In Wilder, Idaho – where 75 percent of the population is Latino – a completely Latino city council has taken shape. And 19-year-old College of Idaho student Ismael Fernández is one of the council members who will influence law in Wilder. Mayor Alicia Almazán’s city council group includes Tila Godina, Robert Rivera, and Guadalupe García. Univision reports that this is the first all-Latino city council in Idaho.
Fernández, who is studying Spanish and history at school, says that many of the city’s 1,500 residents were former migrant workers who decided to settle in Wilder. When he launched his campaign, he was going up against more experienced people. “I didn’t expect to win, simply because of the number of candidates and the experience they had,” he said. “When the day of the election came, I told myself that I just didn’t want to come in last place.”

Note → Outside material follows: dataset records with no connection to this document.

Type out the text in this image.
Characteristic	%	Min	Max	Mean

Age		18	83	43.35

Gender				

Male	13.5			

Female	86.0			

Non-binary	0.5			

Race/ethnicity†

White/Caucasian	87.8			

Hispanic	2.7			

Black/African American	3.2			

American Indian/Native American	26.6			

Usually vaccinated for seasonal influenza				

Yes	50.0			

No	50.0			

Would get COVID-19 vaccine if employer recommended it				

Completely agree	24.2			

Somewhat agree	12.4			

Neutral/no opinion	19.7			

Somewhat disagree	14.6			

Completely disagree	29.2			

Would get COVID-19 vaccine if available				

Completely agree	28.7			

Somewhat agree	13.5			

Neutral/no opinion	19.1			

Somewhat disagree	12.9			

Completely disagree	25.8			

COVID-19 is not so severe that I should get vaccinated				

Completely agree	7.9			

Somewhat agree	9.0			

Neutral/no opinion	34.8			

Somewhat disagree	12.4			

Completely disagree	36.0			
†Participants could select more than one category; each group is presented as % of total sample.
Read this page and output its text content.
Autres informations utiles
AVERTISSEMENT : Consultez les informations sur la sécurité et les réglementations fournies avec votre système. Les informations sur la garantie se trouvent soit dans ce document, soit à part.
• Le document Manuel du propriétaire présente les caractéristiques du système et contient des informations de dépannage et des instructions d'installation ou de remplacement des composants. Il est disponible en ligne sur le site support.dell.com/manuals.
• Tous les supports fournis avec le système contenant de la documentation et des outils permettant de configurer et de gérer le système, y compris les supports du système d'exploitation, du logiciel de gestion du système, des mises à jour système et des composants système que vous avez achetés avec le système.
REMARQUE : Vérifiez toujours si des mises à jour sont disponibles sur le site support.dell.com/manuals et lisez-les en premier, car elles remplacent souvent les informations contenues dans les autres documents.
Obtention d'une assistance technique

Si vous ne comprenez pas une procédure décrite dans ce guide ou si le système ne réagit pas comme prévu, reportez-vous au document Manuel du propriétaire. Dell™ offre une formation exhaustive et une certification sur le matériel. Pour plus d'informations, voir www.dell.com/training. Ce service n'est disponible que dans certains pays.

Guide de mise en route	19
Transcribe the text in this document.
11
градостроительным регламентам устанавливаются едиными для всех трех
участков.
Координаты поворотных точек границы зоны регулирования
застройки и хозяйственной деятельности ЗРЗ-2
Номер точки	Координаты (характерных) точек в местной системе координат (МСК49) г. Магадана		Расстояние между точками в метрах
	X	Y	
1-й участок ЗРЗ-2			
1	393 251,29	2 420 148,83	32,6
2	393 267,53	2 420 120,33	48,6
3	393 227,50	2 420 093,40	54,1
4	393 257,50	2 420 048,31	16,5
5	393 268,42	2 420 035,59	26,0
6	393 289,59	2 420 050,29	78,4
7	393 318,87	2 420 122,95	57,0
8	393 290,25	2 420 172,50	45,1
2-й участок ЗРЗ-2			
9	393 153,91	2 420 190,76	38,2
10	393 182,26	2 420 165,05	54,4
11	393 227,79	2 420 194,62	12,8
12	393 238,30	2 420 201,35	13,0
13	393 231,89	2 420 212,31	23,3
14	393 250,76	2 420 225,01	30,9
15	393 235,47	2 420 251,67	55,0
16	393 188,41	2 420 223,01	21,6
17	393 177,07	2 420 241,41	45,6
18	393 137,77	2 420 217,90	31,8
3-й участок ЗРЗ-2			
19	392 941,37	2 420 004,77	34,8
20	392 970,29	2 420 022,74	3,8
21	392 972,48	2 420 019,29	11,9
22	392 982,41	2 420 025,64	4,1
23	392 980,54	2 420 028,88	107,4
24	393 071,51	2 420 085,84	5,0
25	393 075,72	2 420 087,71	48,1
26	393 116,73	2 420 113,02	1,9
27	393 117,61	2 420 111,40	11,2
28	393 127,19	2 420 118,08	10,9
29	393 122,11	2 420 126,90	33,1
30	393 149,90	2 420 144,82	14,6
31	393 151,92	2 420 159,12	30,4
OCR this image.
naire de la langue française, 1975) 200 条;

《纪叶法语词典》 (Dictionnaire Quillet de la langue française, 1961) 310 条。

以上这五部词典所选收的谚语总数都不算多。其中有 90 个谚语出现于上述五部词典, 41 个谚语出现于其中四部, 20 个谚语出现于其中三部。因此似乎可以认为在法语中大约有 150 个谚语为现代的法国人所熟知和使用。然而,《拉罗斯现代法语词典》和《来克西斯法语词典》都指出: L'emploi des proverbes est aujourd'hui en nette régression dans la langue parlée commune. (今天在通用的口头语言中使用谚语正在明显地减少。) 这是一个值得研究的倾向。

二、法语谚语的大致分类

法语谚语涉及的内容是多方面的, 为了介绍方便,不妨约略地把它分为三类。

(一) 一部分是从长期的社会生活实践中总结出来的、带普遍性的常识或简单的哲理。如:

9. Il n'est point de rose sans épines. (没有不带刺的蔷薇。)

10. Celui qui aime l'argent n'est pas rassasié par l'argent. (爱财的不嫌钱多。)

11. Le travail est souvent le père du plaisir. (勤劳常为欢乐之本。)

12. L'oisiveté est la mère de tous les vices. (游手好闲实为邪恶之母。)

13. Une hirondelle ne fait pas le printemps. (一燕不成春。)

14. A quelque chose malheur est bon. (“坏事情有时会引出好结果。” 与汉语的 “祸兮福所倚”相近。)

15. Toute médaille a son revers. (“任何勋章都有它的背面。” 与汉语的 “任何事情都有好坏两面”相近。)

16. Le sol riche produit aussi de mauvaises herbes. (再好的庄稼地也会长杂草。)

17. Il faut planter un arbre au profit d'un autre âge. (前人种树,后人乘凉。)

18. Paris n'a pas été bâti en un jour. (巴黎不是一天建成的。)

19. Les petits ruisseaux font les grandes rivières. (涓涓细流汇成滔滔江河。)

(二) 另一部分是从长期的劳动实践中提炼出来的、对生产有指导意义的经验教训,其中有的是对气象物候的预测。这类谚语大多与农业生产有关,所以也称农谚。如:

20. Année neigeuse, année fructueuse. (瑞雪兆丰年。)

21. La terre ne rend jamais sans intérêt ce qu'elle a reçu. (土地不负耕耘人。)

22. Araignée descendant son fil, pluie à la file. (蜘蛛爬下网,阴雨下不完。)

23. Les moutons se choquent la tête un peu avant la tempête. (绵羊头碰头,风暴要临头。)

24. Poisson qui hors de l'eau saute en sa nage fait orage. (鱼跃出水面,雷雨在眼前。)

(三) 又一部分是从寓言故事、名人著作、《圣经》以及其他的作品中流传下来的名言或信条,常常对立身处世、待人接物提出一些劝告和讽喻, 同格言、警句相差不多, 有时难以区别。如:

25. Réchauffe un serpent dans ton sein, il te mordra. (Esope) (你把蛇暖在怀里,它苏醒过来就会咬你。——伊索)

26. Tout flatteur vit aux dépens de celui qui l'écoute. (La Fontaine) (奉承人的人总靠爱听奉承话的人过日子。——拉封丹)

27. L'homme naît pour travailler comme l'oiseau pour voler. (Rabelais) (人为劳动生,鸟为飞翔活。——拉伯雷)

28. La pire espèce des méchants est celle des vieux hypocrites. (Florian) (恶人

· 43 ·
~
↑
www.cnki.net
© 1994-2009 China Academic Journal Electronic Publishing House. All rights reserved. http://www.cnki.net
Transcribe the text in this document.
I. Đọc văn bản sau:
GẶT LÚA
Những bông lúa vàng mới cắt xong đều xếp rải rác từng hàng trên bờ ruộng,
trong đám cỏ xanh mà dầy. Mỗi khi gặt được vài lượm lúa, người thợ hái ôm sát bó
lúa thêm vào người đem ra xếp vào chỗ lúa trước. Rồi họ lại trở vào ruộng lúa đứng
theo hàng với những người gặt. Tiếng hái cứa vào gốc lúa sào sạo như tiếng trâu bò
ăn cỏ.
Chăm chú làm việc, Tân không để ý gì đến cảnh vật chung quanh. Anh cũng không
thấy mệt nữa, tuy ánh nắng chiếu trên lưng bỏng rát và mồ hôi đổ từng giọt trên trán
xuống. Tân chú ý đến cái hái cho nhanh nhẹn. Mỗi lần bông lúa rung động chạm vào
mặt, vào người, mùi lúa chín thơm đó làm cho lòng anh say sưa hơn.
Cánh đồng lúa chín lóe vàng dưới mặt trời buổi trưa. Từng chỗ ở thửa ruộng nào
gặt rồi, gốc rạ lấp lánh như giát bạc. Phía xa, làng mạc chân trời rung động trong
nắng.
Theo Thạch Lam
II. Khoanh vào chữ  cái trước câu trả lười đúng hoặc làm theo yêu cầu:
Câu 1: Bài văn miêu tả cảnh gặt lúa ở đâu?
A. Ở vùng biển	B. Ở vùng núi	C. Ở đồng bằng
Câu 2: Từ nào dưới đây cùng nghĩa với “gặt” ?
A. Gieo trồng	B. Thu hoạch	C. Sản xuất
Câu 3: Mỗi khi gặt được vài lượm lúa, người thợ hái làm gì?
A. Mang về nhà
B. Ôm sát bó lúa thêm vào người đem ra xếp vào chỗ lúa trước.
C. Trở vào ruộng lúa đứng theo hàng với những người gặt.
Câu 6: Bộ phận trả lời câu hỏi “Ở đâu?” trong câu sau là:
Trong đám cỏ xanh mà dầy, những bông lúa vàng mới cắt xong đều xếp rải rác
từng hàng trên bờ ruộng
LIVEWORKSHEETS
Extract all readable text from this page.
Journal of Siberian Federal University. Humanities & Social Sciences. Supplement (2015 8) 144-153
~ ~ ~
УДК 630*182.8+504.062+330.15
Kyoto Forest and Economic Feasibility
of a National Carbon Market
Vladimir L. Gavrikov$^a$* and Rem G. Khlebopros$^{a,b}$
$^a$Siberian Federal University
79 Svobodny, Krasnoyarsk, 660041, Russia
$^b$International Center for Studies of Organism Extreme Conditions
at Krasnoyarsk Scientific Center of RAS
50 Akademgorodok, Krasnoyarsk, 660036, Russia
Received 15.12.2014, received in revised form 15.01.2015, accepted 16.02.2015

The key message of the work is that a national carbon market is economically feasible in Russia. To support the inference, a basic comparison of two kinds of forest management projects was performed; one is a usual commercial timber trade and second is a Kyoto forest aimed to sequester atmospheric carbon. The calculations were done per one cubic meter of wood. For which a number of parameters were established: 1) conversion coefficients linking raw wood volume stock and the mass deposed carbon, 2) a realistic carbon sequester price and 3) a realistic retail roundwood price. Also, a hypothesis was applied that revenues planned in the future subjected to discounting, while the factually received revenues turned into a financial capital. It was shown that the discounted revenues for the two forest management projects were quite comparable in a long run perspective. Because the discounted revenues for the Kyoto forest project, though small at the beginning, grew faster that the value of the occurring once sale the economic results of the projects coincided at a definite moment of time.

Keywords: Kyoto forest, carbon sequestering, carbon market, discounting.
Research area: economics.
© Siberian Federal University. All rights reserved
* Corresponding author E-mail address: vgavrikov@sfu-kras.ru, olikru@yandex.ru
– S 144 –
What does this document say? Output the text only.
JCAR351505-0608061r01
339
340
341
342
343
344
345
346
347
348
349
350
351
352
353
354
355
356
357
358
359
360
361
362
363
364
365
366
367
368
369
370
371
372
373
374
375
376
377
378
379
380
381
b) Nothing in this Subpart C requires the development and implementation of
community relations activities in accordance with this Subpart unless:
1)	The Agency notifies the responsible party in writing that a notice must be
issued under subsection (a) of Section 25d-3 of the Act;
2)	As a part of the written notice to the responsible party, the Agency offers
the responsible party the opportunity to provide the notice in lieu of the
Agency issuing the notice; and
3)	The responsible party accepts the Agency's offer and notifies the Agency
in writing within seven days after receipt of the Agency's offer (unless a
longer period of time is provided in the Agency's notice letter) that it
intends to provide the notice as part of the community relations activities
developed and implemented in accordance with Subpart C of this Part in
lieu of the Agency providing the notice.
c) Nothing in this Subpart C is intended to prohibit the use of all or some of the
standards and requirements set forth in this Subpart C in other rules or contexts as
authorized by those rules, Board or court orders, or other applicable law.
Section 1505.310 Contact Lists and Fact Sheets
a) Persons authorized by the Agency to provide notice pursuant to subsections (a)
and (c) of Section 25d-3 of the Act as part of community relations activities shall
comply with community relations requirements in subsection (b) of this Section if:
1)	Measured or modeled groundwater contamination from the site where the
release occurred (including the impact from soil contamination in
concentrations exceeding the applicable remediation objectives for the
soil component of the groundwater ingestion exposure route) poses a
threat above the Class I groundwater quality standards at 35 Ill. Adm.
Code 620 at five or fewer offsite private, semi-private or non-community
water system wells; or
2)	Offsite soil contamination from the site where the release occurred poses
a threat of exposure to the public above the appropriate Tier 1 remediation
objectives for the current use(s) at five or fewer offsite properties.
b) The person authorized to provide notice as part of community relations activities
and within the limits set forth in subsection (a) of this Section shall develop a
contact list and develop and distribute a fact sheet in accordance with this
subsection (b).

Instead, Fernández won and surprised his grandmother. “When I called my grandmother to told her I won, she asked me, ‘Are you sure?’” he added. His grandmother played a big role in helping him get elected.
In June 2015, he made his decision to run, and he was told to wait until later in the year to start campaigning. By October, he couldn’t wait any longer and started going door-to-door to people that his grandmother said exercised their right to vote, according to Idaho Press. His grandmother volunteered at poll locations, so she knew exactly who would show up come election day.
City council wasn’t his first taste of politics. Fernández held a set in the Juvenile Justice Commission and worked as a page in the 2013 legislature. He used his own experience with bullying to help pass an anti-bullying law in 2015.
He already has one way he wants to improve his town. Because there’s no Walmart or pharmacy in Wilder, many people go to neighboring Caldwell to get what they need. It may be easy for younger people to get around, but it’s not easy for the elderly who can’t drive.
“I want to help them get to where they need to go, maybe with shuttle that will take and pick them up from rural areas,” he said. “It’s difficult for older people who can’t drive to go out to bigger cities, like Caldwell, so they can get the things they need.”
He also wants to funnel more money to local infrastructure, but his looking out for the abuelitos of Wilder is truly heartwarming.